The European Commission plans to block anonymous cryptocurrency transfers and track transactions over € 1,000.
A draft regulation of the European Union has been prepared, which establishes the rules for collecting and storing information about payers and recipients of cryptoassets, as well as senders and beneficiaries accompanying transfers of cryptoassets.
The provisions of the regulation are applied in order to prevent, detect and investigate the facts of money laundering and terrorist financing, if at least one payment or cryptoasset, supplier or intermediary involved in the transfer of cryptoassets originates from the territory of the European Union.

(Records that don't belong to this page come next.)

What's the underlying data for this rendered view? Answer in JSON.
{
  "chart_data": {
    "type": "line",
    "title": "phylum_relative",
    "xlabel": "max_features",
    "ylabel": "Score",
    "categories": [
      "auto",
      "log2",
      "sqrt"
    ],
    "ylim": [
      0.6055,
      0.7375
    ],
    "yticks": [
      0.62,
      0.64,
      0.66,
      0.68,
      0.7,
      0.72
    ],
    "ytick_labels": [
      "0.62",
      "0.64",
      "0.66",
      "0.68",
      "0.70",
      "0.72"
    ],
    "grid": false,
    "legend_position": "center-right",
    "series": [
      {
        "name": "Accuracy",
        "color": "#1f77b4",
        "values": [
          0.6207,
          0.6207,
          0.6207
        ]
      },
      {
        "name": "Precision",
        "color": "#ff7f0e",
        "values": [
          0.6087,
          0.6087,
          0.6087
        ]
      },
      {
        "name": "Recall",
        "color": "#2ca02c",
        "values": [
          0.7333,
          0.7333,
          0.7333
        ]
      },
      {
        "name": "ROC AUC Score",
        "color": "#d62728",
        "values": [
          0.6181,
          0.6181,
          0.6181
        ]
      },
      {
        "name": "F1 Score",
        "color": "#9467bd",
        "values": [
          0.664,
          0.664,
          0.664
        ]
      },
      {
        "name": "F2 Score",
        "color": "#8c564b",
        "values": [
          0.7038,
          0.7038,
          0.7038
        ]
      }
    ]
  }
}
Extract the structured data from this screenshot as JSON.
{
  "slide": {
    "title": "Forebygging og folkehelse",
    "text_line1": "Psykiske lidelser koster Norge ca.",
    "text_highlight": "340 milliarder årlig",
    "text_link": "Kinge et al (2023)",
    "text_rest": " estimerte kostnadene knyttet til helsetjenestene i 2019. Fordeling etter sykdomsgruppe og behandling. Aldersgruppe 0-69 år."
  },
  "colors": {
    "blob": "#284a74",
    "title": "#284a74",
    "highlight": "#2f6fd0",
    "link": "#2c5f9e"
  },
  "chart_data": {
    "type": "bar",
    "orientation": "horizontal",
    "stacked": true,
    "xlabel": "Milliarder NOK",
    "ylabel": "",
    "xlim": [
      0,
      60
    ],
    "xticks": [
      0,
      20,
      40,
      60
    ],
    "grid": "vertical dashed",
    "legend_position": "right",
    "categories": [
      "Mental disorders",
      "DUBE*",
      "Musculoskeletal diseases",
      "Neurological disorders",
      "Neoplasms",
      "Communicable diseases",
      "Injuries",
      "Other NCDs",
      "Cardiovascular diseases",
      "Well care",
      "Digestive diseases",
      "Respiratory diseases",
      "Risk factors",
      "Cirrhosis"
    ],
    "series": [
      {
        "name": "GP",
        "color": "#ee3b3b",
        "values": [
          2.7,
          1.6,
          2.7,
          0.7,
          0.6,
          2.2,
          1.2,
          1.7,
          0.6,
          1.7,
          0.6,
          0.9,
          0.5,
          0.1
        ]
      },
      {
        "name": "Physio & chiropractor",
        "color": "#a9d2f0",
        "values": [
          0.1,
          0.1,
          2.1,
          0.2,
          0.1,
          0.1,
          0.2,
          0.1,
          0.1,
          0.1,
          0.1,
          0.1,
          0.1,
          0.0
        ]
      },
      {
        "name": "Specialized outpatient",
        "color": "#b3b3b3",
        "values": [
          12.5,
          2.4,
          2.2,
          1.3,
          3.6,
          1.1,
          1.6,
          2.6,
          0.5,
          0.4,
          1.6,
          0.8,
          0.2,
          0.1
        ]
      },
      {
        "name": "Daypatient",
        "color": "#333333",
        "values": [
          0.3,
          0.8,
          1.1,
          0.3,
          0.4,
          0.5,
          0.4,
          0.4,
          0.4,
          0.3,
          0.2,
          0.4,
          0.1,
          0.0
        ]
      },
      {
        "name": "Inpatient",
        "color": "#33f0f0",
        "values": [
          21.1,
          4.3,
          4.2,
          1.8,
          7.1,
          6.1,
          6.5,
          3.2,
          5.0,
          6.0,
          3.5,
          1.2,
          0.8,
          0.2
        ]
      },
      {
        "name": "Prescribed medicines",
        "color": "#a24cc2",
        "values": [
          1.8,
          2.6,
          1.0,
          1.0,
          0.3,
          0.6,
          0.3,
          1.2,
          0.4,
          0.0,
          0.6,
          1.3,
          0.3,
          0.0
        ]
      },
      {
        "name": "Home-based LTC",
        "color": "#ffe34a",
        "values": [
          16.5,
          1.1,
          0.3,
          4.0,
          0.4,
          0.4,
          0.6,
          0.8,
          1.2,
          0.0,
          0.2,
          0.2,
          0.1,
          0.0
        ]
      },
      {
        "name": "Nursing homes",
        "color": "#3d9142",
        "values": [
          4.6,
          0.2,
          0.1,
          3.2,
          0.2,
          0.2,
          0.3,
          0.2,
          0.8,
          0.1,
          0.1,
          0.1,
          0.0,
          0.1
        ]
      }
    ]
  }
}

“Today’s amendments will ensure full traceability of transfers of cryptoassets such as bitcoins, and will allow them to detect and prevent their possible use in money laundering or terrorist financing,” the EC said.
Additional EU requirements apply to transfers or a series of linked transfers for amounts exceeding EUR 1,000.
All transfers of cryptoassets must be accompanied by the sender’s name and account number, if such an account exists and is used to process the transaction. Include the sender’s address, official personal document number, customer identification number, or date and place of birth.
The regulation obliges financial service providers to provide effective control procedures, including, where appropriate, follow-up or real-time monitoring.
Since criminal investigations may not be able to quickly establish the required data or the persons involved in the transaction, payment services will be required to keep records of transaction information for five years. Anonymous wallets are proposed to be completely banned.
The last word on the proposals will remain with the European Parliament. It can take up to two years before proposals become law.